Prof. Şaban Ali Düzgün Hoca Dindar Suretler SekülerSiretler adlı eserinde der ki: “Varlığın bir parçası olarak insanın da bir doğası var. Hz. Peygamber’in (sas) insanın temiz doğayla/fıtratla dünyaya geldiği, toplumların bu fıtratı sonradan bozduğu yönündeki sözü insanın temiz bir fıtrata sahip olduğu yönünde önemli bir belirlemede bulunmaktadır. Bozulmamış bu fıtrat, bozulan her şeyi yeniden ilk ayarlarına kavuşturmanın yol-yön gösteren işaretlerini içinde barındırır.” Sah. 79
Hoca’ya göre Allah’ın seçip gönderdiği her elçinin yaptığı, içinde yaşadığı toplumun standartlarının dışına çıkmayı başararak onlara yaptıkları ‘kendine gel’ yahut ‘fabrika ayarlarına dön’ çağrısıdır. Bunun adı ‘hanifliktir ve Hoca, hanifliğin Kur’an’da her mü’minin takip edeceği standardın dışında bir yol arama yöntemi olarak sunulduğunu belirtir.
***
Bu çağrıyı kim yapar?
Yukarıdaki bilgi bu çağrıyı kimin yapabileceğinin de bilgisidir bana göre; çünkü her halükarda ‘kendine gel!’ diyen kendinde ve ne yaptığından emin olmalı. Yoksa çağrıya muhatap olan bunu kabullenmez de “Ya sen kendinde misin?” derse… Yüzleşmeye kalkar mı kendisiyle bir anlığına bile olsa. Öyle ya, ya kendinde değilse kendine gel diyen?
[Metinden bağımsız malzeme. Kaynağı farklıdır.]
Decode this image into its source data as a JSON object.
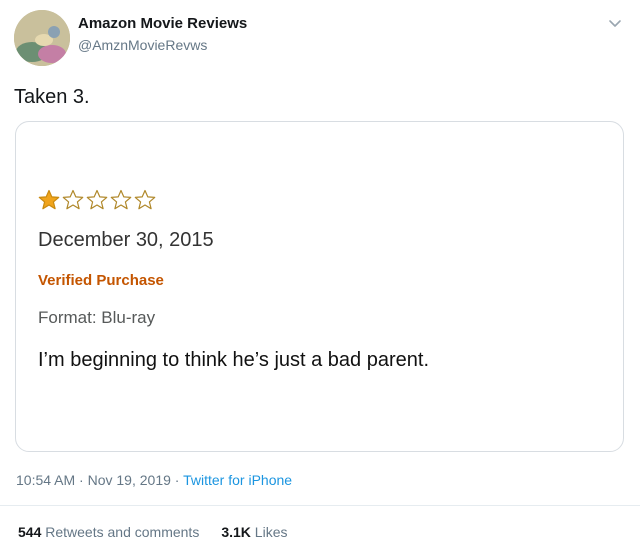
{
  "tweet": {
    "display_name": "Amazon Movie Reviews",
    "handle": "@AmznMovieRevws",
    "text": "Taken 3."
  },
  "review": {
    "rating": 1,
    "max_rating": 5,
    "star_color": "#f0a41c",
    "date": "December 30, 2015",
    "verified": "Verified Purchase",
    "format": "Format: Blu-ray",
    "body": "I’m beginning to think he’s just a bad parent."
  },
  "meta": {
    "time": "10:54 AM",
    "date": "Nov 19, 2019",
    "source": "Twitter for iPhone"
  },
  "stats": {
    "retweets_count": "544",
    "retweets_label": "Retweets and comments",
    "likes_count": "3.1K",
    "likes_label": "Likes"
  }
}
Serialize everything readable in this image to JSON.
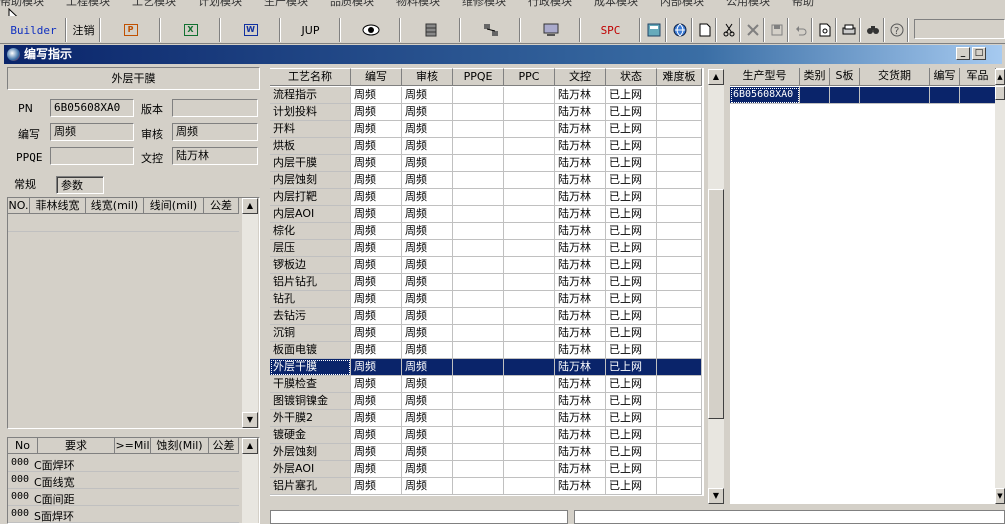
{
  "top_menu": [
    "帮助模块",
    "工程模块",
    "工艺模块",
    "计划模块",
    "生产模块",
    "品质模块",
    "物料模块",
    "维修模块",
    "行政模块",
    "成本模块",
    "内部模块",
    "公用模块",
    "帮助"
  ],
  "toolbar": {
    "builder_label": "Builder",
    "logout_label": "注销",
    "jup_label": "JUP",
    "spc_label": "SPC"
  },
  "window": {
    "title": "编写指示"
  },
  "left": {
    "panel_title": "外层干膜",
    "pn_label": "PN",
    "pn_value": "6B05608XA0",
    "version_label": "版本",
    "version_value": "",
    "writer_label": "编写",
    "writer_value": "周频",
    "reviewer_label": "审核",
    "reviewer_value": "周频",
    "ppqe_label": "PPQE",
    "ppqe_value": "",
    "control_label": "文控",
    "control_value": "陆万林",
    "tabs": [
      "常规",
      "参数"
    ],
    "param_table": {
      "headers": [
        "NO.",
        "菲林线宽",
        "线宽(mil)",
        "线间(mil)",
        "公差"
      ]
    },
    "req_table": {
      "headers": [
        "No",
        "要求",
        ">=Mil",
        "蚀刻(Mil)",
        "公差"
      ],
      "rows": [
        {
          "no": "000",
          "req": "C面焊环"
        },
        {
          "no": "000",
          "req": "C面线宽"
        },
        {
          "no": "000",
          "req": "C面间距"
        },
        {
          "no": "000",
          "req": "S面焊环"
        }
      ]
    }
  },
  "process_grid": {
    "headers": [
      "工艺名称",
      "编写",
      "审核",
      "PPQE",
      "PPC",
      "文控",
      "状态",
      "难度板"
    ],
    "selected_index": 17,
    "rows": [
      {
        "name": "流程指示",
        "writer": "周频",
        "reviewer": "周频",
        "control": "陆万林",
        "status": "已上网"
      },
      {
        "name": "计划投料",
        "writer": "周频",
        "reviewer": "周频",
        "control": "陆万林",
        "status": "已上网"
      },
      {
        "name": "开料",
        "writer": "周频",
        "reviewer": "周频",
        "control": "陆万林",
        "status": "已上网"
      },
      {
        "name": "烘板",
        "writer": "周频",
        "reviewer": "周频",
        "control": "陆万林",
        "status": "已上网"
      },
      {
        "name": "内层干膜",
        "writer": "周频",
        "reviewer": "周频",
        "control": "陆万林",
        "status": "已上网"
      },
      {
        "name": "内层蚀刻",
        "writer": "周频",
        "reviewer": "周频",
        "control": "陆万林",
        "status": "已上网"
      },
      {
        "name": "内层打靶",
        "writer": "周频",
        "reviewer": "周频",
        "control": "陆万林",
        "status": "已上网"
      },
      {
        "name": "内层AOI",
        "writer": "周频",
        "reviewer": "周频",
        "control": "陆万林",
        "status": "已上网"
      },
      {
        "name": "棕化",
        "writer": "周频",
        "reviewer": "周频",
        "control": "陆万林",
        "status": "已上网"
      },
      {
        "name": "层压",
        "writer": "周频",
        "reviewer": "周频",
        "control": "陆万林",
        "status": "已上网"
      },
      {
        "name": "锣板边",
        "writer": "周频",
        "reviewer": "周频",
        "control": "陆万林",
        "status": "已上网"
      },
      {
        "name": "铝片钻孔",
        "writer": "周频",
        "reviewer": "周频",
        "control": "陆万林",
        "status": "已上网"
      },
      {
        "name": "钻孔",
        "writer": "周频",
        "reviewer": "周频",
        "control": "陆万林",
        "status": "已上网"
      },
      {
        "name": "去钻污",
        "writer": "周频",
        "reviewer": "周频",
        "control": "陆万林",
        "status": "已上网"
      },
      {
        "name": "沉铜",
        "writer": "周频",
        "reviewer": "周频",
        "control": "陆万林",
        "status": "已上网"
      },
      {
        "name": "板面电镀",
        "writer": "周频",
        "reviewer": "周频",
        "control": "陆万林",
        "status": "已上网"
      },
      {
        "name": "外层干膜",
        "writer": "周频",
        "reviewer": "周频",
        "control": "陆万林",
        "status": "已上网"
      },
      {
        "name": "干膜检查",
        "writer": "周频",
        "reviewer": "周频",
        "control": "陆万林",
        "status": "已上网"
      },
      {
        "name": "图镀铜镍金",
        "writer": "周频",
        "reviewer": "周频",
        "control": "陆万林",
        "status": "已上网"
      },
      {
        "name": "外干膜2",
        "writer": "周频",
        "reviewer": "周频",
        "control": "陆万林",
        "status": "已上网"
      },
      {
        "name": "镀硬金",
        "writer": "周频",
        "reviewer": "周频",
        "control": "陆万林",
        "status": "已上网"
      },
      {
        "name": "外层蚀刻",
        "writer": "周频",
        "reviewer": "周频",
        "control": "陆万林",
        "status": "已上网"
      },
      {
        "name": "外层AOI",
        "writer": "周频",
        "reviewer": "周频",
        "control": "陆万林",
        "status": "已上网"
      },
      {
        "name": "铝片塞孔",
        "writer": "周频",
        "reviewer": "周频",
        "control": "陆万林",
        "status": "已上网"
      }
    ]
  },
  "right_grid": {
    "headers": [
      "生产型号",
      "类别",
      "S板",
      "交货期",
      "编写",
      "军品"
    ],
    "rows": [
      {
        "model": "6B05608XA0"
      }
    ]
  },
  "colors": {
    "selection": "#0a246a",
    "title_bar": "#0a246a",
    "face": "#d4d0c8"
  }
}
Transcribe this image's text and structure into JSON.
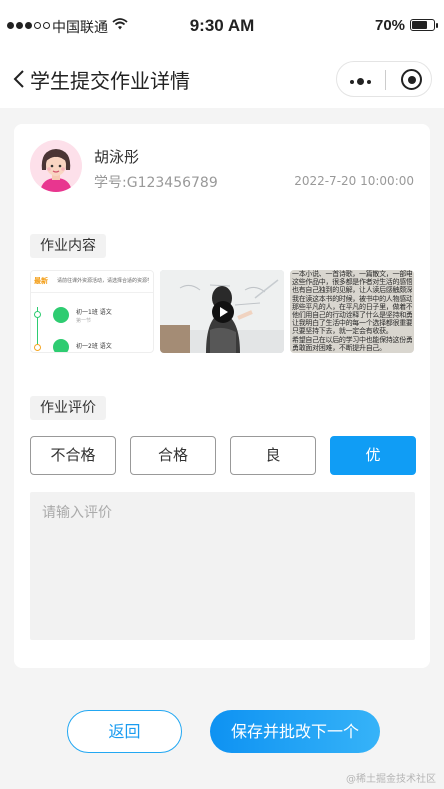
{
  "status_bar": {
    "carrier": "中国联通",
    "time": "9:30 AM",
    "battery": "70%"
  },
  "nav": {
    "title": "学生提交作业详情"
  },
  "student": {
    "name": "胡泳彤",
    "id": "学号:G123456789",
    "submitted_at": "2022-7-20 10:00:00"
  },
  "homework": {
    "section_label": "作业内容",
    "thumb1": {
      "header": "最新",
      "notice": "请前往课外资源活动，请选择合适的资源学习...",
      "items": [
        {
          "title": "初一1班  语文",
          "sub": "第一节"
        },
        {
          "title": "初一2班  语文",
          "sub": ""
        }
      ]
    },
    "thumb2": {
      "icon": "play-icon"
    },
    "thumb3": {
      "lines": [
        "一本小说、一首诗歌，一篇散文，一部电影。",
        "这些作品中，很多都是作者对生活的感悟，",
        "也有自己独到的见解，让人读后感触颇深。",
        "我在读这本书的时候，被书中的人物感动了。",
        "那些平凡的人，在平凡的日子里，做着不平凡的事。",
        "他们用自己的行动诠释了什么是坚持和勇敢，",
        "让我明白了生活中的每一个选择都很重要，",
        "只要坚持下去，就一定会有收获。",
        "希望自己在以后的学习中也能保持这份勇气，",
        "勇敢面对困难，不断提升自己。"
      ]
    }
  },
  "review": {
    "section_label": "作业评价",
    "grades": [
      "不合格",
      "合格",
      "良",
      "优"
    ],
    "selected": "优",
    "comment_placeholder": "请输入评价",
    "comment_value": ""
  },
  "actions": {
    "back_label": "返回",
    "save_label": "保存并批改下一个"
  },
  "watermark": "@稀土掘金技术社区",
  "colors": {
    "primary": "#109df5",
    "button_gradient_start": "#0e92f2",
    "button_gradient_end": "#36b3f8",
    "page_bg": "#f4f4f4"
  }
}
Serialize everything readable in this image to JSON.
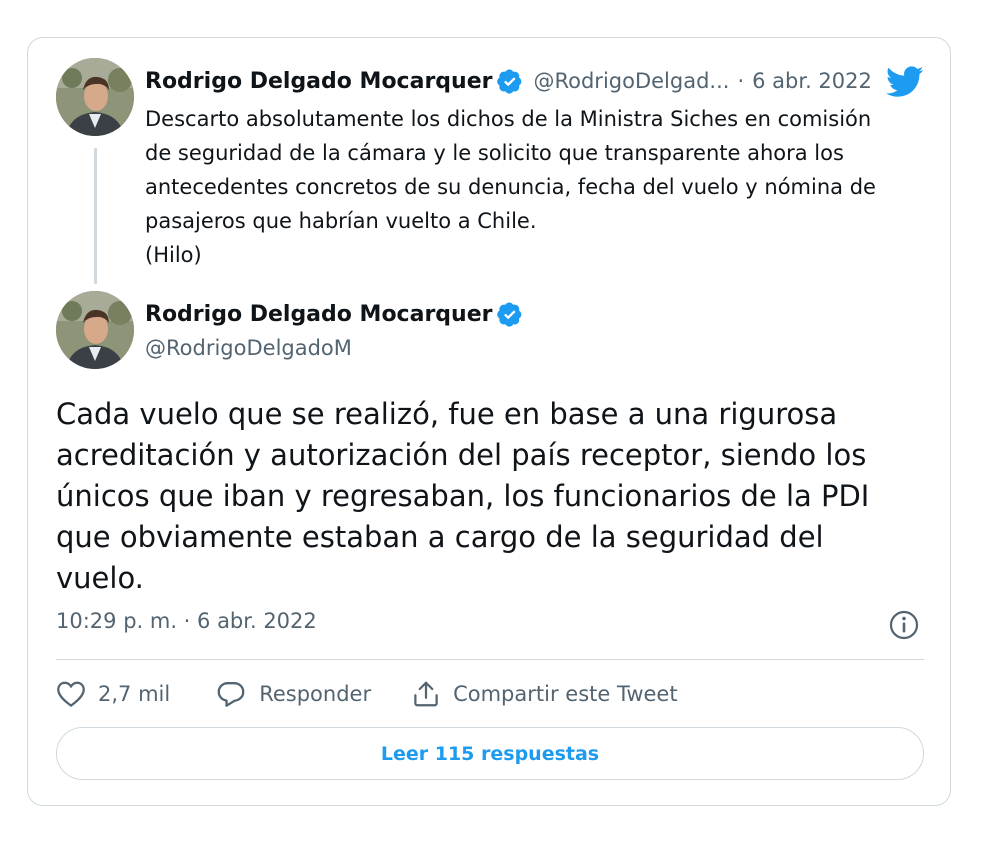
{
  "quoted_tweet": {
    "author_name": "Rodrigo Delgado Mocarquer",
    "handle": "@RodrigoDelgad...",
    "separator": "·",
    "date": "6 abr. 2022",
    "text_lines": [
      "Descarto absolutamente los dichos de la Ministra Siches en comisión",
      "de seguridad de la cámara y le solicito que transparente ahora los",
      "antecedentes concretos de su denuncia, fecha del vuelo y nómina de",
      "pasajeros que habrían vuelto a Chile.",
      "(Hilo)"
    ]
  },
  "main_tweet": {
    "author_name": "Rodrigo Delgado Mocarquer",
    "handle": "@RodrigoDelgadoM",
    "text_lines": [
      "Cada vuelo que se realizó, fue en base a una rigurosa",
      "acreditación y autorización del país receptor, siendo los",
      "únicos que iban y regresaban, los funcionarios de la PDI",
      "que obviamente estaban a cargo de la seguridad del",
      "vuelo."
    ],
    "timestamp": "10:29 p. m. · 6 abr. 2022"
  },
  "actions": {
    "like_count": "2,7 mil",
    "reply_label": "Responder",
    "share_label": "Compartir este Tweet"
  },
  "read_replies_label": "Leer 115 respuestas",
  "colors": {
    "twitter_blue": "#1d9bf0",
    "muted_text": "#536471",
    "border": "#cfd9de"
  }
}
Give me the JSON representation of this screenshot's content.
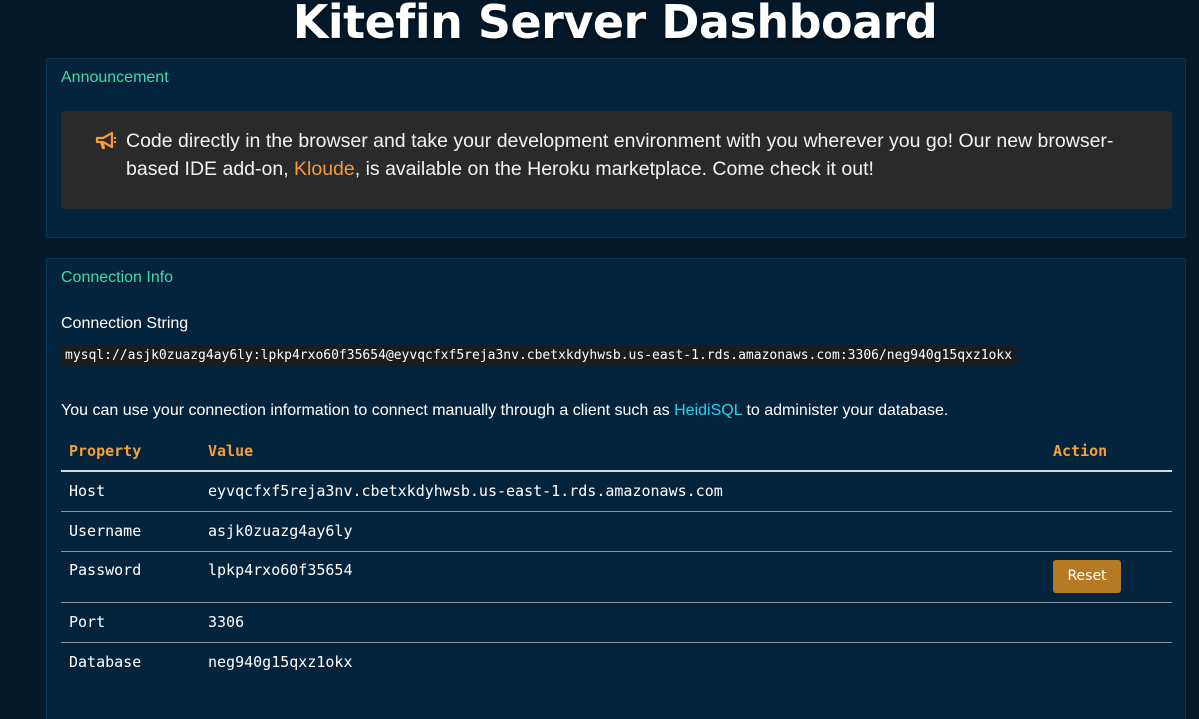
{
  "page": {
    "title": "Kitefin Server Dashboard"
  },
  "announcement": {
    "header": "Announcement",
    "text_before": "Code directly in the browser and take your development environment with you wherever you go! Our new browser-based IDE add-on, ",
    "link_label": "Kloude",
    "text_after": ", is available on the Heroku marketplace. Come check it out!",
    "icon": "megaphone-icon",
    "accent_color": "#f5993a"
  },
  "connection": {
    "header": "Connection Info",
    "string_label": "Connection String",
    "string_value": "mysql://asjk0zuazg4ay6ly:lpkp4rxo60f35654@eyvqcfxf5reja3nv.cbetxkdyhwsb.us-east-1.rds.amazonaws.com:3306/neg940g15qxz1okx",
    "info_before": "You can use your connection information to connect manually through a client such as ",
    "info_link": "HeidiSQL",
    "info_after": " to administer your database.",
    "table": {
      "headers": [
        "Property",
        "Value",
        "Action"
      ],
      "rows": [
        {
          "property": "Host",
          "value": "eyvqcfxf5reja3nv.cbetxkdyhwsb.us-east-1.rds.amazonaws.com"
        },
        {
          "property": "Username",
          "value": "asjk0zuazg4ay6ly"
        },
        {
          "property": "Password",
          "value": "lpkp4rxo60f35654",
          "action": "Reset"
        },
        {
          "property": "Port",
          "value": "3306"
        },
        {
          "property": "Database",
          "value": "neg940g15qxz1okx"
        }
      ]
    }
  },
  "colors": {
    "background": "#03192a",
    "card": "#04243e",
    "card_header": "#3ddba6",
    "table_header": "#f5a13a",
    "link": "#22d3ee",
    "reset_button": "#b57a23"
  }
}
Bulunduğumuz yerden kolayca söyleyiveriyoruz da ne zaman kendimiz kendimizde olduk da başkalarına bu çağrıyı yapma hakkını kazandık diye kafa yoruyor muyuz yeterince?
Birine “Kendine gel!” demenin müşkülatını anlatmaya çalışıyorum açıkça. Bunun o kadar kolay olmadığı kanaatine ulaşıyorum aynaya baktığım zaman.
Kendine gelmek deyimini baygınlığı geçmek, ayılmak; durumu düzelmek anlamlarında kullandık daha çok. ‘Bir yitirişin ardından tekrar kavuşmak; gidilen yer her neresi ise dönülen yerin kendin olması hali’ ekşi sözlüğe göre kendine gelmek. Kendine gelmek, ‘kendine dönüş’ kısaca.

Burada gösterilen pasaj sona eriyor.